To achieve his objectives, the Health Secretary rightly said “we’ll need one of the most comprehensive reform plans that this country has ever seen”. Yet while there are some encouraging policy commitments, they do not live up to that statement. To achieve his vision of a sustainable and patient-centred health service, he’ll need a much more radical plan.

Our recommended reads from the week...

Adding to truckloads of papers on civil service reform, former Department for Education Permanent Secretary Jonathan Slater this week published his contribution: Fixing Whitehall’s broken policy machine. For those seasoned in the genre, the proposals for reform will sound familiar, but it’s nonetheless worth a read for his candid reflections on his time in Whitehall, and insights on why certain taken-for-granted principles should be rethought. Particularly thought-provoking is his observation that, in the policy profession, emotional detachment is actually cultural disconnect, and the intellectual-orientation of policymakers creates operational disconnect – with both leading to poorer policy. He also has some thoughts on how to improve accountability of officials, including the role of Parliament; and thinks there needs to be much greater transparency of the policymaking process.
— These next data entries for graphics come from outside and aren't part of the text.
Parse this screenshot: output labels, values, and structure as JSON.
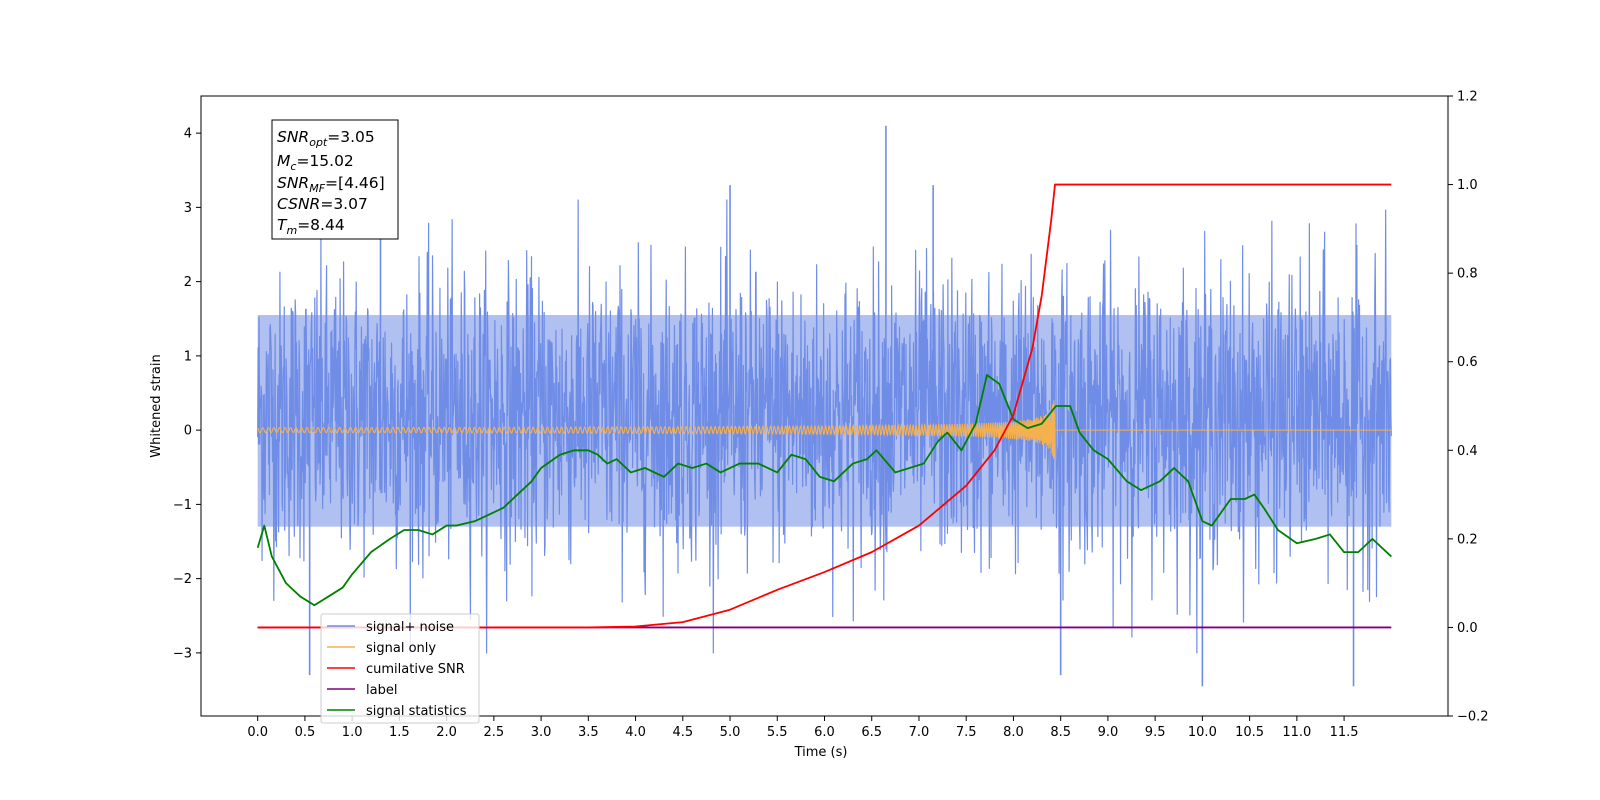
{
  "chart_data": {
    "type": "line",
    "xlabel": "Time (s)",
    "ylabel": "Whitened strain",
    "xlim": [
      -0.6,
      12.6
    ],
    "ylim": [
      -3.85,
      4.5
    ],
    "y2lim": [
      -0.2,
      1.2
    ],
    "x_ticks": [
      "0.0",
      "0.5",
      "1.0",
      "1.5",
      "2.0",
      "2.5",
      "3.0",
      "3.5",
      "4.0",
      "4.5",
      "5.0",
      "5.5",
      "6.0",
      "6.5",
      "7.0",
      "7.5",
      "8.0",
      "8.5",
      "9.0",
      "9.5",
      "10.0",
      "10.5",
      "11.0",
      "11.5"
    ],
    "y_ticks": [
      "−3",
      "−2",
      "−1",
      "0",
      "1",
      "2",
      "3",
      "4"
    ],
    "y2_ticks": [
      "−0.2",
      "0.0",
      "0.2",
      "0.4",
      "0.6",
      "0.8",
      "1.0",
      "1.2"
    ],
    "legend_position": "lower-left",
    "annotation": {
      "snr_opt": "=3.05",
      "mc": "=15.02",
      "snr_mf": "=[4.46]",
      "csnr": "=3.07",
      "tm": "=8.44"
    },
    "colors": {
      "signal_noise": "#6f8de6",
      "signal_only": "#f5b050",
      "cumulative_snr": "#ff0000",
      "label": "#800080",
      "signal_statistics": "#008000"
    },
    "series": [
      {
        "name": "signal+ noise",
        "axis": "left",
        "x_range": [
          0.0,
          12.0
        ],
        "envelope_typical": [
          -1.8,
          2.2
        ],
        "extremes": [
          [
            0.55,
            -3.3
          ],
          [
            6.65,
            4.1
          ],
          [
            8.5,
            -3.3
          ],
          [
            10.0,
            -3.45
          ],
          [
            11.6,
            -3.45
          ],
          [
            1.3,
            3.2
          ],
          [
            5.0,
            3.3
          ],
          [
            7.15,
            3.3
          ]
        ]
      },
      {
        "name": "signal only",
        "axis": "left",
        "x_range": [
          0.0,
          12.0
        ],
        "chirp_end": 8.44,
        "peak_amplitude": 0.5
      },
      {
        "name": "cumilative SNR",
        "axis": "right",
        "x": [
          0.0,
          3.5,
          4.0,
          4.5,
          5.0,
          5.5,
          6.0,
          6.5,
          7.0,
          7.5,
          7.8,
          8.0,
          8.2,
          8.3,
          8.4,
          8.44,
          12.0
        ],
        "y": [
          0.0,
          0.0,
          0.002,
          0.012,
          0.04,
          0.085,
          0.125,
          0.17,
          0.23,
          0.32,
          0.4,
          0.48,
          0.63,
          0.75,
          0.92,
          1.0,
          1.0
        ]
      },
      {
        "name": "label",
        "axis": "right",
        "x": [
          0.0,
          12.0
        ],
        "y": [
          0.0,
          0.0
        ]
      },
      {
        "name": "signal statistics",
        "axis": "right",
        "x": [
          0.0,
          0.07,
          0.15,
          0.3,
          0.45,
          0.6,
          0.75,
          0.9,
          1.0,
          1.2,
          1.4,
          1.55,
          1.7,
          1.85,
          2.0,
          2.1,
          2.3,
          2.5,
          2.6,
          2.75,
          2.9,
          3.0,
          3.2,
          3.35,
          3.5,
          3.6,
          3.7,
          3.8,
          3.95,
          4.1,
          4.3,
          4.45,
          4.6,
          4.75,
          4.9,
          5.1,
          5.3,
          5.5,
          5.65,
          5.8,
          5.95,
          6.1,
          6.3,
          6.45,
          6.55,
          6.75,
          6.9,
          7.05,
          7.2,
          7.3,
          7.45,
          7.6,
          7.72,
          7.85,
          8.0,
          8.15,
          8.3,
          8.45,
          8.6,
          8.7,
          8.85,
          9.0,
          9.2,
          9.35,
          9.55,
          9.7,
          9.85,
          10.0,
          10.1,
          10.3,
          10.45,
          10.55,
          10.65,
          10.8,
          11.0,
          11.2,
          11.35,
          11.5,
          11.65,
          11.8,
          12.0
        ],
        "y": [
          0.18,
          0.23,
          0.16,
          0.1,
          0.07,
          0.05,
          0.07,
          0.09,
          0.12,
          0.17,
          0.2,
          0.22,
          0.22,
          0.21,
          0.23,
          0.23,
          0.24,
          0.26,
          0.27,
          0.3,
          0.33,
          0.36,
          0.39,
          0.4,
          0.4,
          0.39,
          0.37,
          0.38,
          0.35,
          0.36,
          0.34,
          0.37,
          0.36,
          0.37,
          0.35,
          0.37,
          0.37,
          0.35,
          0.39,
          0.38,
          0.34,
          0.33,
          0.37,
          0.38,
          0.4,
          0.35,
          0.36,
          0.37,
          0.42,
          0.44,
          0.4,
          0.46,
          0.57,
          0.55,
          0.47,
          0.45,
          0.46,
          0.5,
          0.5,
          0.44,
          0.4,
          0.38,
          0.33,
          0.31,
          0.33,
          0.36,
          0.33,
          0.24,
          0.23,
          0.29,
          0.29,
          0.3,
          0.27,
          0.22,
          0.19,
          0.2,
          0.21,
          0.17,
          0.17,
          0.2,
          0.16
        ]
      }
    ]
  }
}
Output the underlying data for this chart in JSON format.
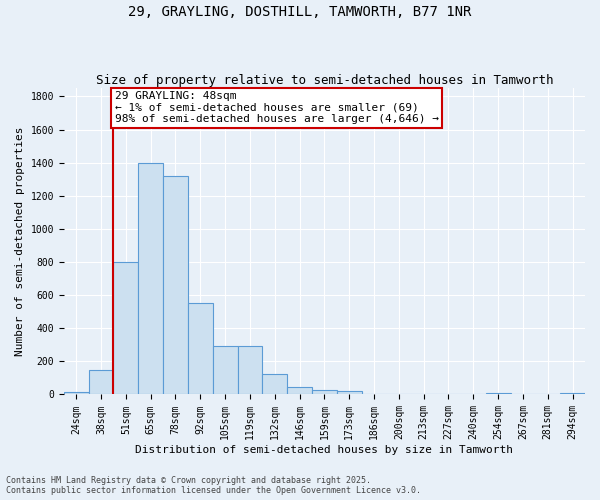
{
  "title": "29, GRAYLING, DOSTHILL, TAMWORTH, B77 1NR",
  "subtitle": "Size of property relative to semi-detached houses in Tamworth",
  "xlabel": "Distribution of semi-detached houses by size in Tamworth",
  "ylabel": "Number of semi-detached properties",
  "categories": [
    "24sqm",
    "38sqm",
    "51sqm",
    "65sqm",
    "78sqm",
    "92sqm",
    "105sqm",
    "119sqm",
    "132sqm",
    "146sqm",
    "159sqm",
    "173sqm",
    "186sqm",
    "200sqm",
    "213sqm",
    "227sqm",
    "240sqm",
    "254sqm",
    "267sqm",
    "281sqm",
    "294sqm"
  ],
  "values": [
    15,
    150,
    800,
    1400,
    1320,
    550,
    295,
    295,
    125,
    45,
    30,
    20,
    5,
    0,
    0,
    0,
    0,
    10,
    0,
    0,
    10
  ],
  "bar_color": "#cce0f0",
  "bar_edge_color": "#5b9bd5",
  "highlight_color": "#cc0000",
  "annotation_line1": "29 GRAYLING: 48sqm",
  "annotation_line2": "← 1% of semi-detached houses are smaller (69)",
  "annotation_line3": "98% of semi-detached houses are larger (4,646) →",
  "annotation_box_color": "#ffffff",
  "annotation_box_edge": "#cc0000",
  "property_size_sqm": 48,
  "red_line_x": 1.5,
  "ylim": [
    0,
    1850
  ],
  "yticks": [
    0,
    200,
    400,
    600,
    800,
    1000,
    1200,
    1400,
    1600,
    1800
  ],
  "footnote": "Contains HM Land Registry data © Crown copyright and database right 2025.\nContains public sector information licensed under the Open Government Licence v3.0.",
  "background_color": "#e8f0f8",
  "grid_color": "#ffffff",
  "title_fontsize": 10,
  "subtitle_fontsize": 9,
  "axis_label_fontsize": 8,
  "tick_fontsize": 7,
  "annotation_fontsize": 8,
  "footnote_fontsize": 6
}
Our second read is a report by the Competition and Markets Authority (CMA) on the state of the children’s social care market. The report finds two urgent and alarming failures in the children’s social care market. First, high numbers of children in England are not given access to placements appropriate to their needs. Nearly 40 per cent of children in residential homes, for example, were assigned to settings “at least 20 miles from their home”, with many also separated from their siblings. Astonishingly, the CMA also heard cases of some children with very complex needs placed in settings that were either “unregulated” or “unregistered” — which is illegal. Second, the CMA found that providers of care had been making consistent profits of around 20 per cent from 2016-2020: “materially higher” than would be expected if the market were functioning effectively. This is because highly profitable providers would normally face competition from new entrants into the market and so fear that, by raising prices, they may fail to attract placements from local authorities. As a result, the CMA concludes that these profits show competition “is not working as well as it should be”.
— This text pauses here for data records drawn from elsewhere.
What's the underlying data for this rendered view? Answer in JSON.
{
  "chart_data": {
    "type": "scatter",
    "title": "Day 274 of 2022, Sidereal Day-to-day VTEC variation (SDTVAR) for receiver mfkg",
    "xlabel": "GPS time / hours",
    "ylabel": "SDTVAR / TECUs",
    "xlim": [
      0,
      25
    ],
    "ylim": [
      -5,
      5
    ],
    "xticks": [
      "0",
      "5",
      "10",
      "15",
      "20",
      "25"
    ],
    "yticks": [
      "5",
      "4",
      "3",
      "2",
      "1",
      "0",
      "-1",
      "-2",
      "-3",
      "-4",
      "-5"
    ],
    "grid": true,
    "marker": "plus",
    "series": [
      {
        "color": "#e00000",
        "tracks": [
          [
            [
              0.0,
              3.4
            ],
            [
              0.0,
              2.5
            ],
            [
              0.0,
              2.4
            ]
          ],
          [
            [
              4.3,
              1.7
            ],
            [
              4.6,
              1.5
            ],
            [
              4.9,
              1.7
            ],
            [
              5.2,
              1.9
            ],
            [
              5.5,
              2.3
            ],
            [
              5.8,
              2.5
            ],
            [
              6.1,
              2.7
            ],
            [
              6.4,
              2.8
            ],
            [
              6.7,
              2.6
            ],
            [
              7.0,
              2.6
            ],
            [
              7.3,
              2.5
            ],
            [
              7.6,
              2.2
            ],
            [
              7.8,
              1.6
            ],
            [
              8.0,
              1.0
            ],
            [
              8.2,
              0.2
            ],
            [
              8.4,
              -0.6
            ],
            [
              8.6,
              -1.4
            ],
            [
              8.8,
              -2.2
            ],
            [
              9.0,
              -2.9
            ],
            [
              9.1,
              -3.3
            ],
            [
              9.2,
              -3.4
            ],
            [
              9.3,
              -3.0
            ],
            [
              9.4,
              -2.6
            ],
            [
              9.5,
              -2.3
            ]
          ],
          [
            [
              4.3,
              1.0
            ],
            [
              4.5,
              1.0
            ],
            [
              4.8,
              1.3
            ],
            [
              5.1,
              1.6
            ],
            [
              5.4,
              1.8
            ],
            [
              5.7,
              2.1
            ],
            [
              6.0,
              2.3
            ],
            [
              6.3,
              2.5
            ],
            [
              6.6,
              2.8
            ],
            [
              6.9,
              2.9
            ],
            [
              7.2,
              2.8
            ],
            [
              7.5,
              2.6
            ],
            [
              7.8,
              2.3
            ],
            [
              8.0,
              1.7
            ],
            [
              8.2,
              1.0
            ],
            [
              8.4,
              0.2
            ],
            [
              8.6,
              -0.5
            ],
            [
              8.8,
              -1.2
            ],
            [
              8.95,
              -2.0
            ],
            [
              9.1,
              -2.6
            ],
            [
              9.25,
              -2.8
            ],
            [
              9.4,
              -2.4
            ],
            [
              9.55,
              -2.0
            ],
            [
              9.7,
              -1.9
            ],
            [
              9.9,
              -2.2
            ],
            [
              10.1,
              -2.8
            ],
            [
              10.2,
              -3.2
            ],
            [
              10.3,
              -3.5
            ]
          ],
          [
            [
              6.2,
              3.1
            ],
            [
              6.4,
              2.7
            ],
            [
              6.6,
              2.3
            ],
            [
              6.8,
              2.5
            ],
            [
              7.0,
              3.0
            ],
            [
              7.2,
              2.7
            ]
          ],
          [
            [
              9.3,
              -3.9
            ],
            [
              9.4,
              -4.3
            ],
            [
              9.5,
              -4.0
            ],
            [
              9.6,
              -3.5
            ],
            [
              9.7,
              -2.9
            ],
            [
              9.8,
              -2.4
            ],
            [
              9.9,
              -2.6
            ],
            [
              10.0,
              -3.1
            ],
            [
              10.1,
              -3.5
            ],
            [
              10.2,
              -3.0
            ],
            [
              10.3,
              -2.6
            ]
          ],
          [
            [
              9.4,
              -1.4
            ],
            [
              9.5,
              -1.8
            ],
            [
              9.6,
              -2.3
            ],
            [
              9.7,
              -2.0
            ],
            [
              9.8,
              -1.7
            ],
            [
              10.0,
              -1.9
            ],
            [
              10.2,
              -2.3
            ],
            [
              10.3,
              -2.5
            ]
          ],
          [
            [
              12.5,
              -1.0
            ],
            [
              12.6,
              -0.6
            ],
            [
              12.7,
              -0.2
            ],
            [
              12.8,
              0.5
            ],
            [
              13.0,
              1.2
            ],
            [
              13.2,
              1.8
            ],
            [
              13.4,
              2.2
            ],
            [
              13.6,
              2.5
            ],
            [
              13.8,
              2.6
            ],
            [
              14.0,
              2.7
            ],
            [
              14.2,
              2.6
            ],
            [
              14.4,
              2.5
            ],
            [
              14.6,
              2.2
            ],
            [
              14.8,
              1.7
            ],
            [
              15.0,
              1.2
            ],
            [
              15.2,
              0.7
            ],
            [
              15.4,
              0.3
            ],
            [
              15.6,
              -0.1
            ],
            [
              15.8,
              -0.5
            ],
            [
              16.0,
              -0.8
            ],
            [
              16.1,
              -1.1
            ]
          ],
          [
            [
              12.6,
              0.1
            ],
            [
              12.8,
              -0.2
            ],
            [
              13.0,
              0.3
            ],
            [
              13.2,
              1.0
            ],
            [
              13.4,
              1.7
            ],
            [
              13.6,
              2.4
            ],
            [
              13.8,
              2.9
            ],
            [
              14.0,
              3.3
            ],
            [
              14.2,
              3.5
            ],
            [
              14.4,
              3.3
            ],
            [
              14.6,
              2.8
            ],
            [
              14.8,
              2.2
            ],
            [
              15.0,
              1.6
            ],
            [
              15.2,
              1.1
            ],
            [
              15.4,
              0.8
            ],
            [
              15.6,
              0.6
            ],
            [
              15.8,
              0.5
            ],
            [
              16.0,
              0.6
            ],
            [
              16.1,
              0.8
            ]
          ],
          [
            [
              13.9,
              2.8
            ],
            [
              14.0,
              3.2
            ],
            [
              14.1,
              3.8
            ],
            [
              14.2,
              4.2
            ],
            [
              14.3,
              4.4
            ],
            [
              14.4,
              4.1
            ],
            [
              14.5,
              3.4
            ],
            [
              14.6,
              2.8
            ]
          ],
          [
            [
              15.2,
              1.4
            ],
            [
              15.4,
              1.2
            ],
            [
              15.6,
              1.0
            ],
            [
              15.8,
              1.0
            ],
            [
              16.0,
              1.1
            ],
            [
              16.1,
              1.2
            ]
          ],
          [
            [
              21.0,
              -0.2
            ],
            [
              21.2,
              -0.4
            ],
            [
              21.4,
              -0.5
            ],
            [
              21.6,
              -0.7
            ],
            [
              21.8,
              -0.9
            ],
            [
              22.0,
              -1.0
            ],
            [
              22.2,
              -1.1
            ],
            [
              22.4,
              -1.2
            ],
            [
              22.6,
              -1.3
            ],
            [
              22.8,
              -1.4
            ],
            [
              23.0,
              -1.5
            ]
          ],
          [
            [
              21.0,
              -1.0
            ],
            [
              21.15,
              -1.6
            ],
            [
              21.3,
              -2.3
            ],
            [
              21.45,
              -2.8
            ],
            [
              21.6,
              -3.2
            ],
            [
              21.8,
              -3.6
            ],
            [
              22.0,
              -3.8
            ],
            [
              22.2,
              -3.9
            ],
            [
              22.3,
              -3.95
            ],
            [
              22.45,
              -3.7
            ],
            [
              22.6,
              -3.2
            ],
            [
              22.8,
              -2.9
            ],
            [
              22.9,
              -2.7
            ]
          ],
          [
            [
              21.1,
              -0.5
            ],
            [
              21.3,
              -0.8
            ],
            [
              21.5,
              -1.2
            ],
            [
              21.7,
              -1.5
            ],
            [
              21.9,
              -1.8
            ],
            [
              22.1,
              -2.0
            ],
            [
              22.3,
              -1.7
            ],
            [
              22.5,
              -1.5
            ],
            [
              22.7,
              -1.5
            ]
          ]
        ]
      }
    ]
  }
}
Finally, our friends at Onward have today published The Good Life, exploring how government can act to rebuild the nation’s social fabric. It covers five areas which they argue form the foundations of a “good life”: “Strong human connections; a locus in a thriving place; a place to call home; a job that is secure and rewarding; and institutions that bridge social groups and embed shared values”. Proposals to strengthen each of these areas include introducing a “Family Care Relief” to encourage families to live closer to — and therefore care for — elderly parents; recruiting 20,000 Special Constables and reviving citizen engagement like Neighbourhood Watch; and creating “Charitable Enterprise Zones” to boost giving.